If you want to run the p-value diagnostics (calibration plots, Storey pi0, BH stability),
you can map scores to **pseudo-p-values** using the empirical decoy null tail.

```{r pseudo-p, eval=FALSE}
x_mzid$p <- score_to_pvalue(
  score = x_mzid$score,
  method = "decoy_ecdf",
  is_decoy = x_mzid$is_decoy
)
attr(x_mzid, "meta")$p_source <- "score_to_pvalue(method='decoy_ecdf' on mzid score)"

diag_p <- dfdr_run_all(
  xs = list(mzid_PSM = x_mzid),
  alpha_main = 0.01
)

dfdr_write_report(
  diag_p,
  out_dir = "diagFDR_mzid_out_with_p",
  formats = c("csv","png","manifest","readme","summary")
)
dfdr_render_report(diag_p, out_dir = "diagFDR_mzid_out_with_p")
```

## Interpretation notes / common pitfalls

- **Score selection matters:** mzIdentML files can contain multiple score CV terms.
  If `read_dfdr_mzid()` picks an unexpected score, adjust `score_accession_preference`
  and/or set `score_direction` explicitly.

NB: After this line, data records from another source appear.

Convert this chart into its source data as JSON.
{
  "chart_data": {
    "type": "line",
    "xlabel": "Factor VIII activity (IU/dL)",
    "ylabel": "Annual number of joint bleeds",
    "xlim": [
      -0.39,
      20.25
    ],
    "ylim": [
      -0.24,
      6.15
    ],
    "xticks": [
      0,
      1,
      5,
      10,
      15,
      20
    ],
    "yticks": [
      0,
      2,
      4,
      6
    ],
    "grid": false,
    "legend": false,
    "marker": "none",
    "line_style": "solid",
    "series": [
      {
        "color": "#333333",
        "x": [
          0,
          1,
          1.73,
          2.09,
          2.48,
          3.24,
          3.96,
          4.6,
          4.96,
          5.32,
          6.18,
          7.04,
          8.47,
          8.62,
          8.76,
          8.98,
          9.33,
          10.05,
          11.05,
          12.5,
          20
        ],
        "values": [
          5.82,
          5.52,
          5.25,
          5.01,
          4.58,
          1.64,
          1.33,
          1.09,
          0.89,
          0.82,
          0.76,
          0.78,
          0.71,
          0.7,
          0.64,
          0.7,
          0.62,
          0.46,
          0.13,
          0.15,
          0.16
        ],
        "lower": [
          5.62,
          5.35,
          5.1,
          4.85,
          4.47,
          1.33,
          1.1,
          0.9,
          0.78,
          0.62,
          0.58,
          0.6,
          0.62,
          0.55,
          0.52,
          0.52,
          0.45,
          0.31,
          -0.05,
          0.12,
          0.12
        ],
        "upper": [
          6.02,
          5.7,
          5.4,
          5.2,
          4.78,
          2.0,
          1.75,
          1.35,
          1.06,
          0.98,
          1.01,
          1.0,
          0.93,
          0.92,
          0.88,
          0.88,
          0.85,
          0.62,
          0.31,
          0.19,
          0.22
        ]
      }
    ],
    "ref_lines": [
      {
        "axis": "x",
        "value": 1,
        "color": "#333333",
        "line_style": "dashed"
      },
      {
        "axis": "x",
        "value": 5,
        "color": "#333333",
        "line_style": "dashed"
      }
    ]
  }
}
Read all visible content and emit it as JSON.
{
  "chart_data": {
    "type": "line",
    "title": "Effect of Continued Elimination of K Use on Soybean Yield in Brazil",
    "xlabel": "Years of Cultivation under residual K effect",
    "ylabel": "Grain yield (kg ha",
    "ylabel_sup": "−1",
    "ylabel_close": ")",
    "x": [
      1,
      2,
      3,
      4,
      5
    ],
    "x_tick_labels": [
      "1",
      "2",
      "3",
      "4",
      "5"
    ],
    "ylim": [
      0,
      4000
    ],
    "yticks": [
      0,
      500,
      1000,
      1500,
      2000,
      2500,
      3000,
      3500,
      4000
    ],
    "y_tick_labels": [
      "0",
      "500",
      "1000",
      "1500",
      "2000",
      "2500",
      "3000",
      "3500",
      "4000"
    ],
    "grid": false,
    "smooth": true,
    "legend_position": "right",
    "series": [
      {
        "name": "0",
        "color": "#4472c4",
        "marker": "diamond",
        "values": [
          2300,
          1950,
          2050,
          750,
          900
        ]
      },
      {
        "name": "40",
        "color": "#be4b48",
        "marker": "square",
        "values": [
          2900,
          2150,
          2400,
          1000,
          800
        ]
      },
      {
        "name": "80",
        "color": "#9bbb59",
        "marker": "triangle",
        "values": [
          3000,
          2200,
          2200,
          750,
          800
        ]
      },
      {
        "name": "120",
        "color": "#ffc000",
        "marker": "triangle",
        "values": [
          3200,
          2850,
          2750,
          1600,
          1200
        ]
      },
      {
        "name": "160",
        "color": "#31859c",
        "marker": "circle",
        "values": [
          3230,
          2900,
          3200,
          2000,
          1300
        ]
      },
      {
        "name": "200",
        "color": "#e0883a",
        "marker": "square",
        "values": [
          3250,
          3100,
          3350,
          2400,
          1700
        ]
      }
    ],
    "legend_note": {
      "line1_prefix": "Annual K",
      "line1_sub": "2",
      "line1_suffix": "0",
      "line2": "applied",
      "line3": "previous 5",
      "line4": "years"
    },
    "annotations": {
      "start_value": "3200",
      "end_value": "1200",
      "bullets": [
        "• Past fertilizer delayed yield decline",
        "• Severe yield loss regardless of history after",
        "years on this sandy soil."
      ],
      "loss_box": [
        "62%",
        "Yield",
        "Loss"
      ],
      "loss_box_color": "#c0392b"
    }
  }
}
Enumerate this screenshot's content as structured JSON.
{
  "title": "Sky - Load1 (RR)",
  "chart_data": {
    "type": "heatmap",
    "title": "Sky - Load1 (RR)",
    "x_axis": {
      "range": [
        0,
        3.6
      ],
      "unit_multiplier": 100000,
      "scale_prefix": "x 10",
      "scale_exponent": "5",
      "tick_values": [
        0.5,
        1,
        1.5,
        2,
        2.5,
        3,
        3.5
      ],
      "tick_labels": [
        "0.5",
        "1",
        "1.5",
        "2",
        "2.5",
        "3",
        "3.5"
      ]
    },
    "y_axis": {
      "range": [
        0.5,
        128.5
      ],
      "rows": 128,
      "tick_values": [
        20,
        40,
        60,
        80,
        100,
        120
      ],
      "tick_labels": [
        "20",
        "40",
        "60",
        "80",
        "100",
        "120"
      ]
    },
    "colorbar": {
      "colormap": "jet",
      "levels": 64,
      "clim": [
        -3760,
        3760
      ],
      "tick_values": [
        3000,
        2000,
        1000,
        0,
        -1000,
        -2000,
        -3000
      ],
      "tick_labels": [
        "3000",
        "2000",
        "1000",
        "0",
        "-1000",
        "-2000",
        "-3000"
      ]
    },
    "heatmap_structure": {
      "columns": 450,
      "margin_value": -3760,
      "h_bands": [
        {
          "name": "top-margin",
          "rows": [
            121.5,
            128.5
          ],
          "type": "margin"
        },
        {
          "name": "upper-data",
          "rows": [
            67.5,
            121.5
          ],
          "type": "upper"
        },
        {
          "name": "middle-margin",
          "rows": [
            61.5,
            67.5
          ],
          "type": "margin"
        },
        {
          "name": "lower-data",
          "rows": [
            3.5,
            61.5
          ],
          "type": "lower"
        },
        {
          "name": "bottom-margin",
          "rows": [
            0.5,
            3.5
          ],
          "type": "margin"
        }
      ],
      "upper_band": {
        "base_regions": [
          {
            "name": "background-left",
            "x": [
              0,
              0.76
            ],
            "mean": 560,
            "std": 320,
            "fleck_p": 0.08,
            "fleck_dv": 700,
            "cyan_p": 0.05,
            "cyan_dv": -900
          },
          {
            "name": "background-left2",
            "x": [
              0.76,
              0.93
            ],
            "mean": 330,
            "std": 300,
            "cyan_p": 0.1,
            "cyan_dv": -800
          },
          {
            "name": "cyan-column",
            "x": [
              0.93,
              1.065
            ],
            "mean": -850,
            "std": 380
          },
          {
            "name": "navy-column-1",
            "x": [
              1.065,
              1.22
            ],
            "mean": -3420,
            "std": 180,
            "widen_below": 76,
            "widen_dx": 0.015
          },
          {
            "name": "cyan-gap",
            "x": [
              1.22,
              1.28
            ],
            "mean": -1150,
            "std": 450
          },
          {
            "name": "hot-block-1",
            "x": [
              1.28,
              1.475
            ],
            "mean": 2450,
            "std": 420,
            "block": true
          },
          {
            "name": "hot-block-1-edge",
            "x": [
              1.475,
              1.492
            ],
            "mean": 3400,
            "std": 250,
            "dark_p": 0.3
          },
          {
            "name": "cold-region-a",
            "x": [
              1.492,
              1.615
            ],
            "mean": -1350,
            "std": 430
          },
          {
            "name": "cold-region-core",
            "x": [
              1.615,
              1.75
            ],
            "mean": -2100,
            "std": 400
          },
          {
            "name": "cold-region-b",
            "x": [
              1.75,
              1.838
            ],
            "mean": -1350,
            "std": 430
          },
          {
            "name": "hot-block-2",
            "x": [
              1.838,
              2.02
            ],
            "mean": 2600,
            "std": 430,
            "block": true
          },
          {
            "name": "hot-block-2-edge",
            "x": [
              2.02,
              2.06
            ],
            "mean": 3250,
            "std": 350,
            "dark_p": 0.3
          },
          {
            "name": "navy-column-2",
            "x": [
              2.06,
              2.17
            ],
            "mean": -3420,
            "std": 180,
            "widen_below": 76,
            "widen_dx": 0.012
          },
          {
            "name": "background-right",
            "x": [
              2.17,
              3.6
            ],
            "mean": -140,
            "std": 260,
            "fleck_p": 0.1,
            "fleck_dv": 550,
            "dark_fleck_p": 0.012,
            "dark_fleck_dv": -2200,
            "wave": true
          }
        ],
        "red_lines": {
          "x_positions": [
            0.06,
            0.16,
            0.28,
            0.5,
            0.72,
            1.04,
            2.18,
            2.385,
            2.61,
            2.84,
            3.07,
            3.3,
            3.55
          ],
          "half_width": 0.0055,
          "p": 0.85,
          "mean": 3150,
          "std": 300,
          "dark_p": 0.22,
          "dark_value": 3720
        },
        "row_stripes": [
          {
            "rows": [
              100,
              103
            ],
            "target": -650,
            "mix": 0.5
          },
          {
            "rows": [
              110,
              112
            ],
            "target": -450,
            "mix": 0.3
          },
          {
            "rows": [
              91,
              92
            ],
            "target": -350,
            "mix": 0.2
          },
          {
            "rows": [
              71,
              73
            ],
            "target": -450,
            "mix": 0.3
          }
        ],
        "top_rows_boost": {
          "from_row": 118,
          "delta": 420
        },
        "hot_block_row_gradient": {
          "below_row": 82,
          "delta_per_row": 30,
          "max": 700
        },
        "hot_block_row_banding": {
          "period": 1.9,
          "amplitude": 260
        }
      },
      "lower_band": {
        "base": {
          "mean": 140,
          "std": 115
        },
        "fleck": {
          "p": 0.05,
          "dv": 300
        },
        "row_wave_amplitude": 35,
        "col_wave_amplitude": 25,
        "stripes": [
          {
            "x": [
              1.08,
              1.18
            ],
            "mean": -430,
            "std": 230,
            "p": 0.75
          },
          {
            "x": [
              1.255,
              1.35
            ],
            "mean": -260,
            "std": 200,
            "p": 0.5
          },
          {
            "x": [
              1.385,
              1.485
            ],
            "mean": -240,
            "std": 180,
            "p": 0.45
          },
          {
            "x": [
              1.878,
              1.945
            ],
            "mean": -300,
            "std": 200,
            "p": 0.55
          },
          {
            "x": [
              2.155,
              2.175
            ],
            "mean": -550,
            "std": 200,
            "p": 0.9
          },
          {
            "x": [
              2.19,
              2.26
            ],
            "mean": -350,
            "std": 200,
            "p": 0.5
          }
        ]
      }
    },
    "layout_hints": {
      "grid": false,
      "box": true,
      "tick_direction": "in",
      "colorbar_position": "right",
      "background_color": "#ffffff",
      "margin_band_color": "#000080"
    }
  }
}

- **Decoy labeling matters:** ideally, mzIdentML includes `PeptideEvidence@isDecoy`.
  If not, `read_dfdr_mzid()` falls back to `decoy_regex` applied to protein accessions.
  If your pipeline uses a different decoy naming convention, update `decoy_regex`.

- **Missing scores:** if some PSMs are missing the chosen score CV term, you can relax
  `min_score_coverage` (e.g., 0.95) but then interpret results carefully, as the hypothesis
  universe changes.

- **Scope:** this vignette constructs a PSM-level universe. Peptide- or protein-level claims
  require additional aggregation/inference.